Not surprisingly, the most engaging sections of the book are the portfolios of photographs that accompany each of Anderson’s introductions. Here the past comes most alive. Some of the images may be familiar to many readers. However, I suspect that the bulk of the photographs will be new. They were to me. Among the standouts, for me, are the photographs of mid- to late-twentieth-century gay and gay-friendly bars, businesses, and advertisements; the front pages of an impressive run of LGBT-oriented periodicals; the photographs of protests and other manifestations of public activism; and, of course, the people: Mildred Berryman, Kristen Ries and Maggie Snyder, David Sharpton, Becky Moss, Mel Baker, Ben Barr, David Nelson, Michael Aaron, Ben Williams, Kelli Peterson, and many, many others.

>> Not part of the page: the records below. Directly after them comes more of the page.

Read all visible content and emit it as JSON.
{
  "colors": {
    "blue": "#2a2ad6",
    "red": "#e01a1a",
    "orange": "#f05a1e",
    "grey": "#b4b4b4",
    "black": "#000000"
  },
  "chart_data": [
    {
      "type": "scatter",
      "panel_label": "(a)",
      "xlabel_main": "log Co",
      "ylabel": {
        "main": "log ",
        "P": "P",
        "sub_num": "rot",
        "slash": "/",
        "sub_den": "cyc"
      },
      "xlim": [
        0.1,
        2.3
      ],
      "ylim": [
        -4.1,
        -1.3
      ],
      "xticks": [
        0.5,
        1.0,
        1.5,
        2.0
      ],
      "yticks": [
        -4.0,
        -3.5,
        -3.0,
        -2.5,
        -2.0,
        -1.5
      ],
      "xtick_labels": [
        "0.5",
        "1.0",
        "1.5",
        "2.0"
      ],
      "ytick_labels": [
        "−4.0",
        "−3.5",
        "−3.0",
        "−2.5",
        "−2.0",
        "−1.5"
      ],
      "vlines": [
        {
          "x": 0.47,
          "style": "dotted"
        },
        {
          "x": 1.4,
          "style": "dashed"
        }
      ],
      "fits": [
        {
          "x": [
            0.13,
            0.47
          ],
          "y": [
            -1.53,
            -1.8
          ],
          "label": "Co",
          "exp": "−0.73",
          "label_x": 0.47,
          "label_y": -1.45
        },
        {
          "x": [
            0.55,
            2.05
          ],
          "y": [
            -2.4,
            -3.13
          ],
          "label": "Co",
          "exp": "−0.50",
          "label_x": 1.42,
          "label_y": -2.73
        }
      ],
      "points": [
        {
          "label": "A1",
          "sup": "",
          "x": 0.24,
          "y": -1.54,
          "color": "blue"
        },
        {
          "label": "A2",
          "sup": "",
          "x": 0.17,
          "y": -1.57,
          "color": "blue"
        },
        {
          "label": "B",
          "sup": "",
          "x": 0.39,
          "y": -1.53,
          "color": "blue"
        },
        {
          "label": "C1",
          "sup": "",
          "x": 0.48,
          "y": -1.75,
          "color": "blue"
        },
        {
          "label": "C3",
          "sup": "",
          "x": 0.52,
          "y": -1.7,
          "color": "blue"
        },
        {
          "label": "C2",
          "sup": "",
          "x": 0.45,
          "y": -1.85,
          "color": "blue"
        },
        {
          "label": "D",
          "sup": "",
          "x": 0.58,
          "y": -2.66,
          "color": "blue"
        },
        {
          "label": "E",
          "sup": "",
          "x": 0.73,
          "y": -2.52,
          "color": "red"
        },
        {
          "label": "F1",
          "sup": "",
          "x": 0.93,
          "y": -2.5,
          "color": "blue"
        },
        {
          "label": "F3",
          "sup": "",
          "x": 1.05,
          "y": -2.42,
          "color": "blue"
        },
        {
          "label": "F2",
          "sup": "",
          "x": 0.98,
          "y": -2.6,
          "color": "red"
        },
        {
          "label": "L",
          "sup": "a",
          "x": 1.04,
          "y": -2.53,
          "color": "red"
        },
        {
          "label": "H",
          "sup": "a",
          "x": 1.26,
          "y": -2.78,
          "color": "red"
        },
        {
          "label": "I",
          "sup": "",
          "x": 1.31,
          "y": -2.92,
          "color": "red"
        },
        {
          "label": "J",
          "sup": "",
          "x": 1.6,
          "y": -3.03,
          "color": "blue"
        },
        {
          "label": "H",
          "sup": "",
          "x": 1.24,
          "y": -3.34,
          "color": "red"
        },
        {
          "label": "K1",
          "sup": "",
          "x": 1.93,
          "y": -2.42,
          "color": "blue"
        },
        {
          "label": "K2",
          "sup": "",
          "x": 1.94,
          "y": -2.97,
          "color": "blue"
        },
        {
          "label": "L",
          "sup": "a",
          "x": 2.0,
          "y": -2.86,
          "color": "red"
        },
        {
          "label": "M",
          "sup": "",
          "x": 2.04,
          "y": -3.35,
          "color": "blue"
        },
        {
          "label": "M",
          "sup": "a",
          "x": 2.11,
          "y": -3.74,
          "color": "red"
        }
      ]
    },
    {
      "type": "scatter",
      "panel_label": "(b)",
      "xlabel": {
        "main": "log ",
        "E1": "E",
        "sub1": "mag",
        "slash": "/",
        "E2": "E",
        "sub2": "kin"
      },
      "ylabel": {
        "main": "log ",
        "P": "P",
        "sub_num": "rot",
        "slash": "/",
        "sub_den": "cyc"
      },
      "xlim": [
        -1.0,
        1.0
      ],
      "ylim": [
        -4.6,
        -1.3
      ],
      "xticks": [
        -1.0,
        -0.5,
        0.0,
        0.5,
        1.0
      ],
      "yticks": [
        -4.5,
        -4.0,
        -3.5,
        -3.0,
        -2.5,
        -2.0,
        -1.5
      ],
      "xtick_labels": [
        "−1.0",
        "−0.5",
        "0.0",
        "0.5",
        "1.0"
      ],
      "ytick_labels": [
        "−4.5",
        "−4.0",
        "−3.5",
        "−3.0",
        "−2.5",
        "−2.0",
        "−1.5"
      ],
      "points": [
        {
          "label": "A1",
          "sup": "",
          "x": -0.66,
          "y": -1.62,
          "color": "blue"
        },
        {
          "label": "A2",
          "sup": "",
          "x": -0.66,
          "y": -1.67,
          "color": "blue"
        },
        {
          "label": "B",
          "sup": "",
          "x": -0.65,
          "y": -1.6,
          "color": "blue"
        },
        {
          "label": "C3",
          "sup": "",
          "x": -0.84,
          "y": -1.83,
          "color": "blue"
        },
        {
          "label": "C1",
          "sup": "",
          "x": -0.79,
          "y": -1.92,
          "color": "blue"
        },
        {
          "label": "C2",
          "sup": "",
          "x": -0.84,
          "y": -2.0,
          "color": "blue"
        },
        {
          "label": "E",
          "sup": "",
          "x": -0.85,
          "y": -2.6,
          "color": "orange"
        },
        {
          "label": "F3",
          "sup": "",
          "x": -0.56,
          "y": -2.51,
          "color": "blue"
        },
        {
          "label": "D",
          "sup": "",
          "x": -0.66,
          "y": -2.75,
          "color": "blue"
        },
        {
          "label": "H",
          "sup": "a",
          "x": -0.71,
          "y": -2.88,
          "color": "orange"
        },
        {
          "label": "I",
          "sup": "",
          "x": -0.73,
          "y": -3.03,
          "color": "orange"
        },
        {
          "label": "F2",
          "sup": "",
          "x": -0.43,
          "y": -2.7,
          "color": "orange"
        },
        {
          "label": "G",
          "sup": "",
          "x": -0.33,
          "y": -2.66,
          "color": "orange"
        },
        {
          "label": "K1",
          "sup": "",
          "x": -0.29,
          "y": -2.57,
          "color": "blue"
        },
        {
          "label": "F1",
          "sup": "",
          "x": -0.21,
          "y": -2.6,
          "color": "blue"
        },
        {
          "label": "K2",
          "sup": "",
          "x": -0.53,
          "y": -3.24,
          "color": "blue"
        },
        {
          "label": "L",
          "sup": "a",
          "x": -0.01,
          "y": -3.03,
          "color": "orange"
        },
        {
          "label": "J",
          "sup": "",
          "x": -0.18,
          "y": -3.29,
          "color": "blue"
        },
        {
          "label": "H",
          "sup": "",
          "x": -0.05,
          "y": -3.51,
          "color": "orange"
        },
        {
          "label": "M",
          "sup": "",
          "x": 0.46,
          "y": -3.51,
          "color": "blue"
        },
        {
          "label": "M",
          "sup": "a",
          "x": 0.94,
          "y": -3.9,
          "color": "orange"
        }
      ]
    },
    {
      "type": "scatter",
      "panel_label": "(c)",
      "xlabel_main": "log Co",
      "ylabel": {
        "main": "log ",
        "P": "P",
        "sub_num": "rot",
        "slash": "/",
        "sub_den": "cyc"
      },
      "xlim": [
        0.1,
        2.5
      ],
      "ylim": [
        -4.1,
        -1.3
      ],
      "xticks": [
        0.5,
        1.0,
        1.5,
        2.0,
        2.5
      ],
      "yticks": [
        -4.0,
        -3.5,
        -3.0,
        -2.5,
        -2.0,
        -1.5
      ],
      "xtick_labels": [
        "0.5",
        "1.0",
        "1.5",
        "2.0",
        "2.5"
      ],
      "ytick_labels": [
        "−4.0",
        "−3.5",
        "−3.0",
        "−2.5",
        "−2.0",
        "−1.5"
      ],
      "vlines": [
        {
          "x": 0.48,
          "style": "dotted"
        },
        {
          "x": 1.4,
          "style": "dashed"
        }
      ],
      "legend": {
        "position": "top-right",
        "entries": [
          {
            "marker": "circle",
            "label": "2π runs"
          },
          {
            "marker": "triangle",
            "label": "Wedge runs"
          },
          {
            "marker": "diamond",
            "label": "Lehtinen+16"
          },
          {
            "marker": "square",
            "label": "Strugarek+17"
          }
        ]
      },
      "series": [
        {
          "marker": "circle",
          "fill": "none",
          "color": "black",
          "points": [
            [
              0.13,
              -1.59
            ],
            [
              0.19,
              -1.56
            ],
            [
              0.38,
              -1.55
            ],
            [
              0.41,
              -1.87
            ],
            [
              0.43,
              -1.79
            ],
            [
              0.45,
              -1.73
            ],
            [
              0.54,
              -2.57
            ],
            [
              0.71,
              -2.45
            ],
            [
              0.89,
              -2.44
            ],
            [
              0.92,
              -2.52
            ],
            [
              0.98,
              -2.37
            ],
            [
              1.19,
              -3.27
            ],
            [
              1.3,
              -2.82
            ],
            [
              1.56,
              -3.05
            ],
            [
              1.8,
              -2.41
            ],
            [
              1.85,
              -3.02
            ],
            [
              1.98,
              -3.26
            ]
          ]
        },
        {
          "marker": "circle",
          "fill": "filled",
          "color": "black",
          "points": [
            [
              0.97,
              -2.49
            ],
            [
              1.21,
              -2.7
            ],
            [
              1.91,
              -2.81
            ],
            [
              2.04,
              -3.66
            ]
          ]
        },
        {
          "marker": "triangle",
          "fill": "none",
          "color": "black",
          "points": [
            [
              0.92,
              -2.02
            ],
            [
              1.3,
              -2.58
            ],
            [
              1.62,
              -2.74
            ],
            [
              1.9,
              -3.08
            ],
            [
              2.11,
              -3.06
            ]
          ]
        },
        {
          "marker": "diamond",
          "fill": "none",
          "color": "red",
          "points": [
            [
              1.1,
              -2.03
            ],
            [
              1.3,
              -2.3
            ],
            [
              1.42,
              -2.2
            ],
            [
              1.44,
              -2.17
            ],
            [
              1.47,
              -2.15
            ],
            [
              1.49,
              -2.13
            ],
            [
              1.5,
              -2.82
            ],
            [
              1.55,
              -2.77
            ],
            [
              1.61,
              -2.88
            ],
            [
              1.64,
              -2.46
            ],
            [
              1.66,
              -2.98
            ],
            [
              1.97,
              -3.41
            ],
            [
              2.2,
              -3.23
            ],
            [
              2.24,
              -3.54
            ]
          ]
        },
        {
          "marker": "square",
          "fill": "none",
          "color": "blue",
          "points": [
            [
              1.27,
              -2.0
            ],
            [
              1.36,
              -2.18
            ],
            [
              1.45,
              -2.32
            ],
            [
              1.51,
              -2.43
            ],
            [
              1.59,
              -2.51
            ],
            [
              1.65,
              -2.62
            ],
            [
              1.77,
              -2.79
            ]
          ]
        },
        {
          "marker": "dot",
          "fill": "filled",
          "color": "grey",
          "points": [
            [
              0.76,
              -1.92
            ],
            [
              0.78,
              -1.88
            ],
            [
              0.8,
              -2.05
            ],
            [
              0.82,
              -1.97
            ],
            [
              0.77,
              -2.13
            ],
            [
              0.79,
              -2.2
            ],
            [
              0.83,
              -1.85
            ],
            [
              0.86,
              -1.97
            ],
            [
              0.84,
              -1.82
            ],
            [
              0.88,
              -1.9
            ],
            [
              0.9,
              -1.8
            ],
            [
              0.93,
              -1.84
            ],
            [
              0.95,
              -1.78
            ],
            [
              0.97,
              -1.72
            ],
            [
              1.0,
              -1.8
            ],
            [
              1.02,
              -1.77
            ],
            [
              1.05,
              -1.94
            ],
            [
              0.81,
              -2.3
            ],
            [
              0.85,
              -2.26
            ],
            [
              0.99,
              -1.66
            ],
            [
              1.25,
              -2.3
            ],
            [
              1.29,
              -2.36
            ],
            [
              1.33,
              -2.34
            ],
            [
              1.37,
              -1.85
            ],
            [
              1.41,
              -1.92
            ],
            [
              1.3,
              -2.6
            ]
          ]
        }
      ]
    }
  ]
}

For me, the most haunting image appears on page thirty-six: a Salt Lake Tribune photograph of Clair Harward, his shoulders and torso covered in Kaposi’s sarcoma. According to Anderson’s caption, Harward “confessed to his [LDS] bishop in 1985 that he was gay and dying from AIDS, the bishop excommunicated him and told him not to return to church for fear he would spread AIDS in the congregation.”

Of course, Anderson’s work only scratches the surface of the history of Utah / LDS LGBT experience, much of which remains to be excavated, chronicled, published, and digested. For example, a comprehensive history of the group Affirmation: LGBT Mormons, Families, and Friends (founded 1977) has yet to be undertaken. The same may be said of the Utah chapter of Queer Nation. Even so, Anderson joins the ranks of other pioneering historians of the Utah / LDS LGBT experience, including, but by no means limited to, E. Jay Bell, Connell O’Donovan, D. Michael Quinn, Douglas A. Winkler, and Ben Williams.

Anderson’s study is also an expression of the author’s own advocacy. In fact, one of the photographs is of Anderson and his spouse, Michael Ferguson, who were the first couple to marry when the legal ban on same-sex marriage was lifted in Utah in December 2013 (83). Ferguson was also a plaintiff in Ferguson v. JONAH (Jews Offering New Hope and Healing), filed by the Southern Poverty Law Center, which found in 2015 that JONAH’s claims for successful reparative therapy were “fraudulent and unconscionable.”

Some potential readers may be put off by Anderson’s activism and/or by the topic. For others, however, the book will serve as a revelatory introduction to a history that forms an integral part of the LDS and Utah experience.